Rationale: Parity-only migration can accidentally preserve old defects. The modernization objective is not only structural migration, but also preventing legacy defect carry-over into the new architecture.
Risks / Trade-offs
- [Scope ambiguity] Route inclusion can drift during execution. → Mitigation: publish a frozen in-scope/out-of-scope matrix in specs and tasks.
- [Admin integration complexity] Admin routes have different auth/session behavior than report modules. → Mitigation: keep backend auth authority unchanged; only modernize navigation contract layer in this change.
- [Temporary dual standards] Excluded routes still use legacy conventions. → Mitigation: explicit follow-up change linkage and governance deadline.
- [Release friction increase] Fail-fast asset readiness can block releases more often initially. → Mitigation: phased enforcement with warning mode then blocking mode.
- [Style migration churn] Token/isolation enforcement may require broad CSS refactor in in-scope pages. → Mitigation: staged rollout by route family and exception registry.
- [Content migration instability] Chart/filter rewrites can regress data semantics or interaction flows. → Mitigation: contract freeze + golden fixture parity + page-by-page manual acceptance + feature-flagged cutover with rollback.
- [Legacy bug carry-over] Modernized routes can pass parity yet still replicate known legacy defects. → Mitigation: mandatory per-route bug baseline and replay checks as blocking sign-off criteria.
Migration Plan
- Publish and freeze modernization scope matrix (included/excluded routes).
- Define delta specs for route governance, style enforcement, quality gates, and asset readiness retirement policy.
- Derive implementation tasks in phased waves (governance first, then style convergence, then gate enforcement).
- Publish page-content contracts and golden fixtures for in-scope routes before chart/filter cutover.
- Record route-level known-bug baselines for migrated scope and attach them to acceptance checklists.
- Execute page-by-page manual acceptance sign-off (including bug replay checks) and only then move to the next route.
- Enable non-blocking observability checks first (dry-run mode), then switch to blocking gates.
- Roll out per route family with rollback criteria and runbook updates.
- Open follow-up modernization change for excluded routes.
Rollback Strategy
- Maintain reversible config switches for new quality gates during initial adoption.

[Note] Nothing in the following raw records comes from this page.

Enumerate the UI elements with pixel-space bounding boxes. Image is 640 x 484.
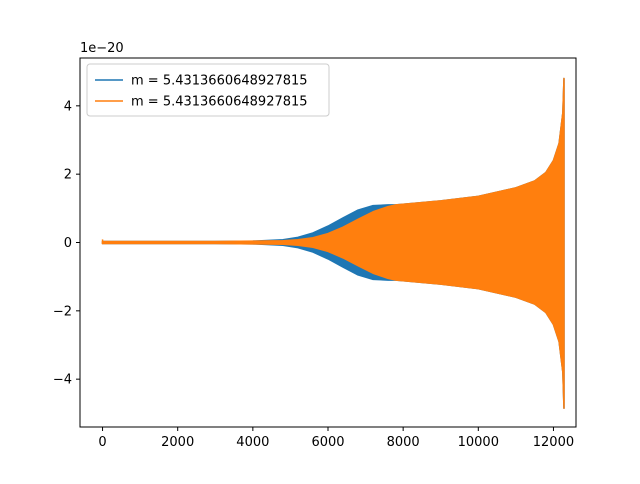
x-tick-label: 6000 — [311, 435, 344, 450]
y-tick-label: 0 — [64, 236, 72, 251]
y-tick-label: 4 — [64, 99, 72, 114]
x-axis: 0 2000 4000 6000 8000 10000 12000 — [98, 427, 574, 450]
x-tick-label: 4000 — [236, 435, 269, 450]
legend-label-2: m = 5.4313660648927815 — [131, 95, 308, 110]
y-tick-label: −2 — [53, 304, 72, 319]
series-2-waveform — [101, 77, 565, 409]
y-axis: −4 −2 0 2 4 — [53, 99, 80, 388]
x-tick-label: 10000 — [458, 435, 499, 450]
y-offset-label: 1e−20 — [80, 41, 124, 56]
x-tick-label: 0 — [98, 435, 106, 450]
x-tick-label: 8000 — [387, 435, 420, 450]
series-layer — [101, 77, 565, 409]
x-tick-label: 2000 — [161, 435, 194, 450]
legend: m = 5.4313660648927815 m = 5.431366064892… — [86, 63, 330, 117]
x-tick-label: 12000 — [533, 435, 574, 450]
legend-box — [86, 63, 330, 117]
y-tick-label: 2 — [64, 168, 72, 183]
y-tick-label: −4 — [53, 373, 72, 388]
legend-label-1: m = 5.4313660648927815 — [131, 74, 308, 89]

- If blocking gates cause production-impacting false positives, revert gate mode to warning while preserving telemetry.
- Keep route-level rollback path documented for each in-scope family.

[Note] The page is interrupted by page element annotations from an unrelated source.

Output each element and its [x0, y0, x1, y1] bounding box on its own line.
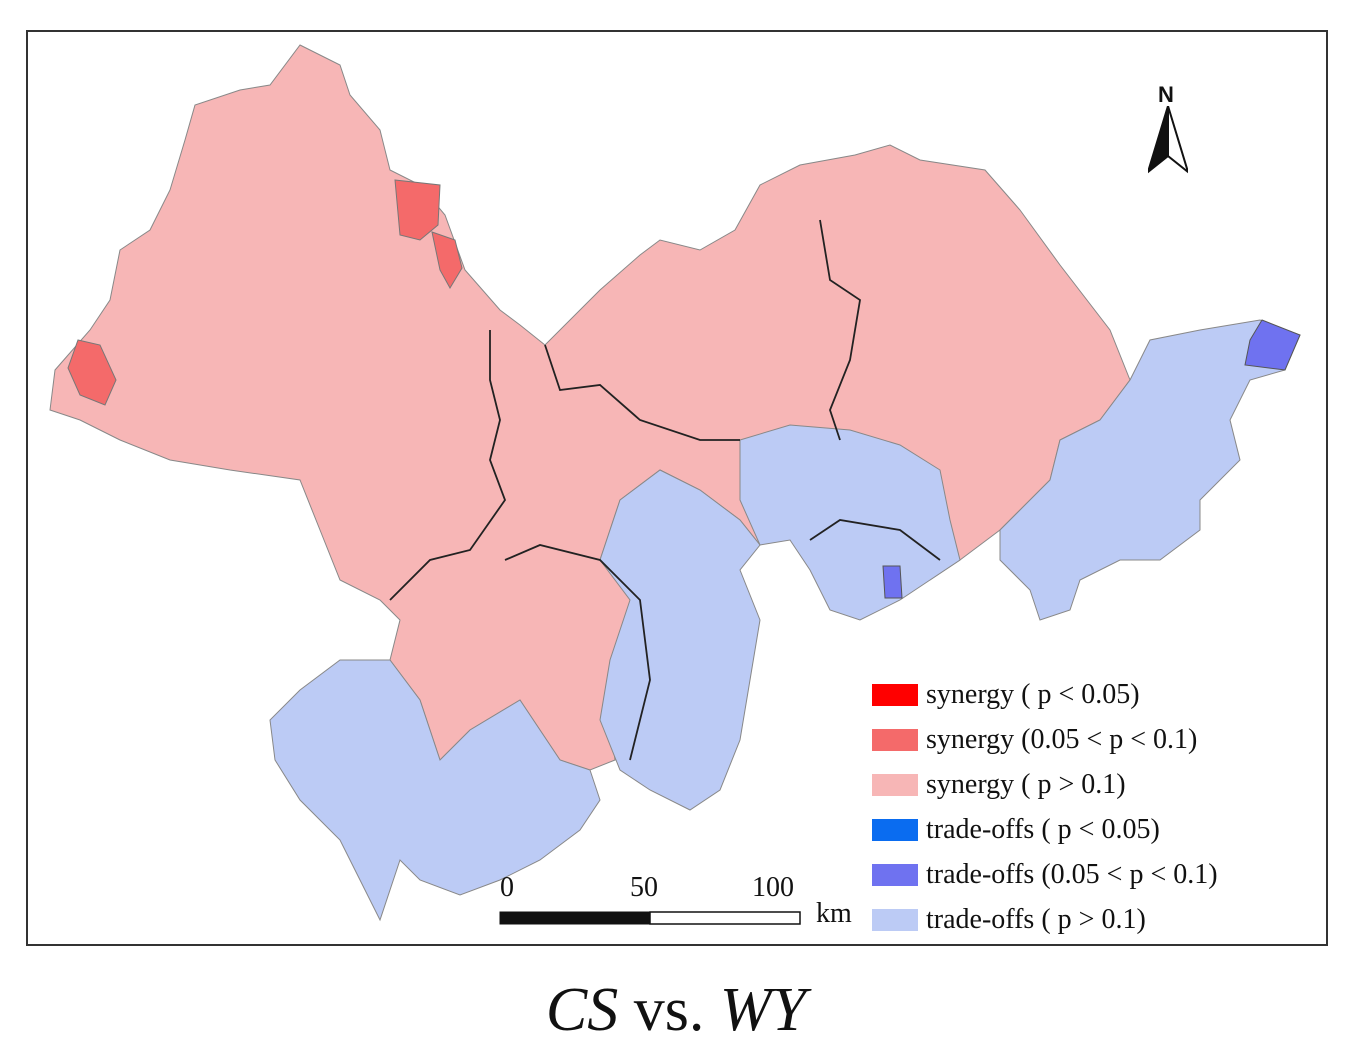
region-synergy-mid-1 [394, 179, 441, 241]
legend-item: trade-offs (0.05 < p < 0.1) [872, 852, 1218, 897]
caption-vs: vs. [633, 976, 705, 1044]
scale-unit: km [816, 898, 852, 929]
scale-tick-0: 0 [500, 872, 514, 903]
caption-var-a: CS [545, 976, 619, 1044]
legend: synergy ( p < 0.05) synergy (0.05 < p < … [872, 672, 1218, 942]
legend-swatch [872, 683, 918, 706]
north-arrow-icon [1148, 106, 1188, 174]
legend-swatch [872, 773, 918, 796]
region-synergy-mid-3 [67, 339, 117, 406]
legend-label: trade-offs (0.05 < p < 0.1) [926, 858, 1218, 890]
legend-item: synergy (0.05 < p < 0.1) [872, 717, 1218, 762]
scale-tick-50: 50 [630, 872, 658, 903]
legend-label: trade-offs ( p > 0.1) [926, 903, 1146, 935]
region-tradeoff-mid-1 [1244, 319, 1301, 371]
legend-label: synergy (0.05 < p < 0.1) [926, 723, 1198, 755]
legend-swatch [872, 863, 918, 886]
figure-caption: CS vs. WY [0, 975, 1352, 1046]
legend-item: trade-offs ( p > 0.1) [872, 897, 1218, 942]
region-synergy-west [49, 44, 1131, 771]
region-synergy-mid-2 [431, 231, 463, 289]
region-tradeoff-southwest [269, 659, 601, 922]
district-boundaries [389, 219, 941, 761]
legend-item: trade-offs ( p < 0.05) [872, 807, 1218, 852]
scale-tick-100: 100 [752, 872, 794, 903]
legend-item: synergy ( p > 0.1) [872, 762, 1218, 807]
legend-swatch [872, 908, 918, 931]
caption-var-b: WY [719, 976, 807, 1044]
legend-label: synergy ( p > 0.1) [926, 768, 1126, 800]
scale-bar [499, 911, 801, 925]
legend-item: synergy ( p < 0.05) [872, 672, 1218, 717]
legend-swatch [872, 728, 918, 751]
legend-label: trade-offs ( p < 0.05) [926, 813, 1160, 845]
legend-label: synergy ( p < 0.05) [926, 678, 1140, 710]
legend-swatch [872, 818, 918, 841]
region-tradeoff-central [599, 469, 761, 811]
north-arrow-label: N [1158, 82, 1174, 107]
region-tradeoff-mid-2 [882, 565, 903, 599]
map-canvas [49, 44, 1301, 922]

- Keep per-route manual acceptance records so rollback decisions can reference concrete pass/fail evidence.
- Keep per-route bug baseline and bug-replay results so cutover and rollback decisions can prove legacy bug non-carry-over.
Open Questions
- Should admin pages remain backend-rendered targets with shell-managed links only, or move to shell-native view composition in a later phase?
- Which visual regression toolchain should be standardized (existing snapshot evidence extension vs dedicated UI visual diff pipeline)?
- What are initial enforceable performance thresholds for route bundles and shell startup latency?
- Should parity harness for charts use DOM-level snapshots only, or also include canonicalized data-level assertions as a blocking gate?